Friendly Match - Time Game
New Ash Green 132-7 dec. (42 overs)
Cobham 133-2 (26.4 overs)
New Ash Green lost by 8 wickets
Chaotic preparation is rarely the recipe for a good performance, and New Ash Green's preparation was certainly chaotic. Several times they thought they had an eleven, but the combination of John Howland's neck, Matt Lemon's inability to remember saying yes and Dan Lewsey's forgetting to ask Ryan McKivett to play meant that despite gaining Michael Gallagher on the morning they still only had nine. Worse than that three of the nine were in one car, and were still in Sevenoaks as the start time approached. Having only six players on the ground at the start of the game dictated the shape of the game – New Ash Green were left with little choice but to bat first, the prospect of fielding with six men for half an hour not appealing to those who were there. Matthew Quantrill and Matt Bushe went out with the express intention of batting until the remainder of the team arrived, and in that they were successful, surviving with few difficulties on a wicket where the bounce was low but otherwise even. They were able to get value for their shots when the bowlers did stray, but that wasn't often, and eventually when they had added 56 Bushe was caught in the covers looking to push the run rate along. David Baker looked in good touch, and for a while as the total approached 100 with still only one wicket down it looked as if New Ash Green might push on to a respectable score. However Quantrill having reached his fifty succumbed to a tame dab to gully, and Baker was caught on the boundary for 33, and none of the rest could get the tight bowling away especially from Foster who bowled a marathon 15 over spell to take 5-42. Vic Mayers had been lured from baby sitting duties to put pads on and be ready to be an emergency number 10 but in the end he wasn't needed.

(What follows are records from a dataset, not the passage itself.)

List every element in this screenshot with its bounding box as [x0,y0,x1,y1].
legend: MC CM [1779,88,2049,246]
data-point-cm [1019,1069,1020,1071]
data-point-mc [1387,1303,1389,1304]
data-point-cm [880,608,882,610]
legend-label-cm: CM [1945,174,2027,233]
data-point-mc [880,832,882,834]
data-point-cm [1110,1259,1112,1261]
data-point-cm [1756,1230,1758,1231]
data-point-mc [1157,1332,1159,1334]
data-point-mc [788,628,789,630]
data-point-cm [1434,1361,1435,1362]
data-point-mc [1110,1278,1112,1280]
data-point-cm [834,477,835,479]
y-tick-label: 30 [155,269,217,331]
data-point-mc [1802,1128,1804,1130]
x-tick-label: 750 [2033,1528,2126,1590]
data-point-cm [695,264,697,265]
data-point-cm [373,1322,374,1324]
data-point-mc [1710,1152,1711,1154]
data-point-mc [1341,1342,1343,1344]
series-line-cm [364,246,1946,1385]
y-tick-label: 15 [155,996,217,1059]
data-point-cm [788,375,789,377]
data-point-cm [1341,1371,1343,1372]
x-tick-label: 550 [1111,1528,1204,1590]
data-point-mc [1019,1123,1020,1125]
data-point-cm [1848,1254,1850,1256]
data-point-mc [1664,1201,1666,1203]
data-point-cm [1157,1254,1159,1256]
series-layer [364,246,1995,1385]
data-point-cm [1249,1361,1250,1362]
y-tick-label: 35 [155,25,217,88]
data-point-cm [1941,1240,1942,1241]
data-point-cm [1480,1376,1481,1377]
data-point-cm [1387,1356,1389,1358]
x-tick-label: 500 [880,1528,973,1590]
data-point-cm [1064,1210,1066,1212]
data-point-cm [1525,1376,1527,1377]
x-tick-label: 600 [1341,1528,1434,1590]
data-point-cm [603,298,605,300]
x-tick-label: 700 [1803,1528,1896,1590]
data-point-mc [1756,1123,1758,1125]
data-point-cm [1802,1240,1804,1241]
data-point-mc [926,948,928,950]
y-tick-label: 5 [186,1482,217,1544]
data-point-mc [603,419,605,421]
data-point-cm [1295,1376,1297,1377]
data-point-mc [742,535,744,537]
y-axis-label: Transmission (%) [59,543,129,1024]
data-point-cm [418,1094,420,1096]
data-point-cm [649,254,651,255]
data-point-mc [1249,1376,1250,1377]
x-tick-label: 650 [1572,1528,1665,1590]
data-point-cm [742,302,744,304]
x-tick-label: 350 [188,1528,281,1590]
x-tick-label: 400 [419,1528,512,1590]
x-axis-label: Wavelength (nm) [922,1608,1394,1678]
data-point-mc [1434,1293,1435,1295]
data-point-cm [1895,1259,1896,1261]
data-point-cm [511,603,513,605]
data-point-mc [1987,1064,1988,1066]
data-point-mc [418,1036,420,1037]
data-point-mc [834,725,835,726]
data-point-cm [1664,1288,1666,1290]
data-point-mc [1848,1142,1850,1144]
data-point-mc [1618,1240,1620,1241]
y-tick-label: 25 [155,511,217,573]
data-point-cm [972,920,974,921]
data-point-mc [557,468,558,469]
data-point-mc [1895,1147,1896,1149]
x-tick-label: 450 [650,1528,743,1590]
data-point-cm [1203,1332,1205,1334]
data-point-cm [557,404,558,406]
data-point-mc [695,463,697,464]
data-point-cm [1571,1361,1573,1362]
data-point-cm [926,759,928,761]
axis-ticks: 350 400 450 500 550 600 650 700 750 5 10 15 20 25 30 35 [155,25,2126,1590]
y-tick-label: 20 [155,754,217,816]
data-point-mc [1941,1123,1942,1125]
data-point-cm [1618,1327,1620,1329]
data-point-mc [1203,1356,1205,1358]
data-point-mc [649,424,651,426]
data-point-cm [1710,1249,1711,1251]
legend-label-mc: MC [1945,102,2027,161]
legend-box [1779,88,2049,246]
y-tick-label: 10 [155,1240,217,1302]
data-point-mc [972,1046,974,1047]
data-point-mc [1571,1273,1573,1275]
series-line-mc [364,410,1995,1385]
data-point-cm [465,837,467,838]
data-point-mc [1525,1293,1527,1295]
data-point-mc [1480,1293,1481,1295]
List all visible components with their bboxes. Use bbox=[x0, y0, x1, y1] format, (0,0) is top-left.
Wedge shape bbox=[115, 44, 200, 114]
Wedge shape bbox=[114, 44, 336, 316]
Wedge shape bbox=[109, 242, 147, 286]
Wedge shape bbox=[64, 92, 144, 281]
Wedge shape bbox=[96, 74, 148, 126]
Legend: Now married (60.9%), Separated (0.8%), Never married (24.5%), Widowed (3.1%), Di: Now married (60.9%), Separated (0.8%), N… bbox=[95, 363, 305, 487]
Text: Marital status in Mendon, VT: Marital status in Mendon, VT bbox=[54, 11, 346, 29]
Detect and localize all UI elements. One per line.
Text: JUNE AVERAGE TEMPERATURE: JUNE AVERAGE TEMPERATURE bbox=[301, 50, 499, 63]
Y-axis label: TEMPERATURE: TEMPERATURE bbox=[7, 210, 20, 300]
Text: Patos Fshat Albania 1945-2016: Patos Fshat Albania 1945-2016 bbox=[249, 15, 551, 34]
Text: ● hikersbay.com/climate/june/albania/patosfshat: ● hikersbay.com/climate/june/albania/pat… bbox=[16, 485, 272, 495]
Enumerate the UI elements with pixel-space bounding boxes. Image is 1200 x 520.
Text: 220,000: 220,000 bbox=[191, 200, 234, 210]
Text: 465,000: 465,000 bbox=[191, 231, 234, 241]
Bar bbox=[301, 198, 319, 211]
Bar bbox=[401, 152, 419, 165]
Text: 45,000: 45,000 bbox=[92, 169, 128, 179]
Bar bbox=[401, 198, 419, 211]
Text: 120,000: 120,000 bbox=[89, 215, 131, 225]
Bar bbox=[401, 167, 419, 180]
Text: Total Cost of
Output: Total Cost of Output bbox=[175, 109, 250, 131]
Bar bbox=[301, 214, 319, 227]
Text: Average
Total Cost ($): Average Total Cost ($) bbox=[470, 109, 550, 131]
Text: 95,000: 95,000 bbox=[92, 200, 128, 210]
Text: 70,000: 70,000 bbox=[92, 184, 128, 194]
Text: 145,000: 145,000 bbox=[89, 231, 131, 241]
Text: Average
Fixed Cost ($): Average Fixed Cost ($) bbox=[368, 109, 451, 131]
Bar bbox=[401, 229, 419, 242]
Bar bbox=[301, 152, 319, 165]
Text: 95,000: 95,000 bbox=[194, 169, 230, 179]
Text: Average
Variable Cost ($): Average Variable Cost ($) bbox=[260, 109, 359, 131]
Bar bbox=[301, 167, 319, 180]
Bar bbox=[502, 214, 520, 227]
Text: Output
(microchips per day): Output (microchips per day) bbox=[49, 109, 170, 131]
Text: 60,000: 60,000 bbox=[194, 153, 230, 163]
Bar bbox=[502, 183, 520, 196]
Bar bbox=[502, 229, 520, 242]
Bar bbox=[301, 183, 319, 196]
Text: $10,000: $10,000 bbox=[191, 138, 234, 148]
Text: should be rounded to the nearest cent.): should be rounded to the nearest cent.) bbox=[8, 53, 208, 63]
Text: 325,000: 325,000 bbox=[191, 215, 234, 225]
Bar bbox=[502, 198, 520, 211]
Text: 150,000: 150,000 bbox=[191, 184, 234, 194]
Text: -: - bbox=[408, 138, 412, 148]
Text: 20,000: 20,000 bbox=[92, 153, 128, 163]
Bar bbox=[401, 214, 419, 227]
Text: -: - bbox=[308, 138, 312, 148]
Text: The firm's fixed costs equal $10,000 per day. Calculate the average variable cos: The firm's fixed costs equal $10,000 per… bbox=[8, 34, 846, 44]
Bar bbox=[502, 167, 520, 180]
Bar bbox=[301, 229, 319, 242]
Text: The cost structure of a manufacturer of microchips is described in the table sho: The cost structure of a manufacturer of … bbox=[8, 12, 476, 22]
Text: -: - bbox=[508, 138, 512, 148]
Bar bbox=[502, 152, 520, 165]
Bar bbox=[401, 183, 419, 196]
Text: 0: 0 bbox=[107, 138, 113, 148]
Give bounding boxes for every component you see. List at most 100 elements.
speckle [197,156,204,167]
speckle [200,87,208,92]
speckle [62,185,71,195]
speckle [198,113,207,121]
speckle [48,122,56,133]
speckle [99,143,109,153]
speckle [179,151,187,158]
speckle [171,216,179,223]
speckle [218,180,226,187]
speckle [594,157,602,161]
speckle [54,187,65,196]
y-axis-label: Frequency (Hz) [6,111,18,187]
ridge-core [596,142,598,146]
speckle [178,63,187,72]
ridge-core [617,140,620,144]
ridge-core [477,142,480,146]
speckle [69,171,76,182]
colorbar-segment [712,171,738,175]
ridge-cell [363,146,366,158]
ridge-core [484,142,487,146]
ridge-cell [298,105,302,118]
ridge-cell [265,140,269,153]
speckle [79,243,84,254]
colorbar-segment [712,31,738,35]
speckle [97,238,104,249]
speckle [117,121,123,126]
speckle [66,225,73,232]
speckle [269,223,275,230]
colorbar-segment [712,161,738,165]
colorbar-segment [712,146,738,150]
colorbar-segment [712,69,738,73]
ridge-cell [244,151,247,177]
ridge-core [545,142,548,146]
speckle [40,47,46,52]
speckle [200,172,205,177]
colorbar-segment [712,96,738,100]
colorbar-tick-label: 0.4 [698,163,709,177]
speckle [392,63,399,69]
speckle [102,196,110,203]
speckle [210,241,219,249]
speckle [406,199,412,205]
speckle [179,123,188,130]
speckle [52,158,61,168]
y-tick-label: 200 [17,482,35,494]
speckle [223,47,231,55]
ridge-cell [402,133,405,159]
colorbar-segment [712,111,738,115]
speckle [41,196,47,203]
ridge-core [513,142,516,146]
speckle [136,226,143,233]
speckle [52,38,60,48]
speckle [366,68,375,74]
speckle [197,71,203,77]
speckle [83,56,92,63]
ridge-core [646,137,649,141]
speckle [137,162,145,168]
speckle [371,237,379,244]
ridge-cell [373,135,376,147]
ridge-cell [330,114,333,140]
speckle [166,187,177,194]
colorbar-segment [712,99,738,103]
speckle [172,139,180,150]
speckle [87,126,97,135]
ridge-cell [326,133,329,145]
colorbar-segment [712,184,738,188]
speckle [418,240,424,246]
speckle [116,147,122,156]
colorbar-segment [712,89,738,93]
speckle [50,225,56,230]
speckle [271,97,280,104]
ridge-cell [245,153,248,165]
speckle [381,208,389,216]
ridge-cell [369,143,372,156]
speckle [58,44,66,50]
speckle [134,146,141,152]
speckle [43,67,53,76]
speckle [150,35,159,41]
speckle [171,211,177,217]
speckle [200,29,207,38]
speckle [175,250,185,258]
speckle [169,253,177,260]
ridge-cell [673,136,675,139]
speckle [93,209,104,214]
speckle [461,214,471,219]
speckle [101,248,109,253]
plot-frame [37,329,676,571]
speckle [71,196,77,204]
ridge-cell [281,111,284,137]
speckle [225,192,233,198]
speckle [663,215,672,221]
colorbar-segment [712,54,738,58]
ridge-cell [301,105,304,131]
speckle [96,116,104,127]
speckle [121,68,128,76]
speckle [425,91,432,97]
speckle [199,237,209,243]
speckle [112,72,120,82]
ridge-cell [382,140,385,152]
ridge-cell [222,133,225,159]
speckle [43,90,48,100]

132 wasn't a bad score with the wicket staying low, so that run scoring was difficult from accurate bowling, but with only nine men leaving big gaps in the field none of the bowlers were really able to keep things tight enough to build pressure. Ian Mellor avoided his customary short ball to start, but struggling with a badly bruised toe picked up batting he was not at his most consistent, though still the pick of the bowlers. James Gegg had a good spell at the other end, and was followed by Michael Gallagher, having his first outdoor bowl for nearly two years. That is what friendly games are for, and there were flashes of excellence, with some good balls, but with so few runs to play with a few too many where the rust showed. Nonetheless he did take the first wicket, inducing a leading edge and taking the return catch himself, and got more consistent as his spell wore on, doing enough to suggest that a bit more practice might make a decent bowler of him. At the other end David Baker replaced Mellor and also had some excellent balls, getting more swing than anyone else had managed in the match. He got the second wicket, to a catch in the covers by Andy Mayers, and Mayers came on for a spell and caused the batsmen enough concern that they wanted to avoid him, though it was all too little too late by then, Cobham cruising to a comfortable win.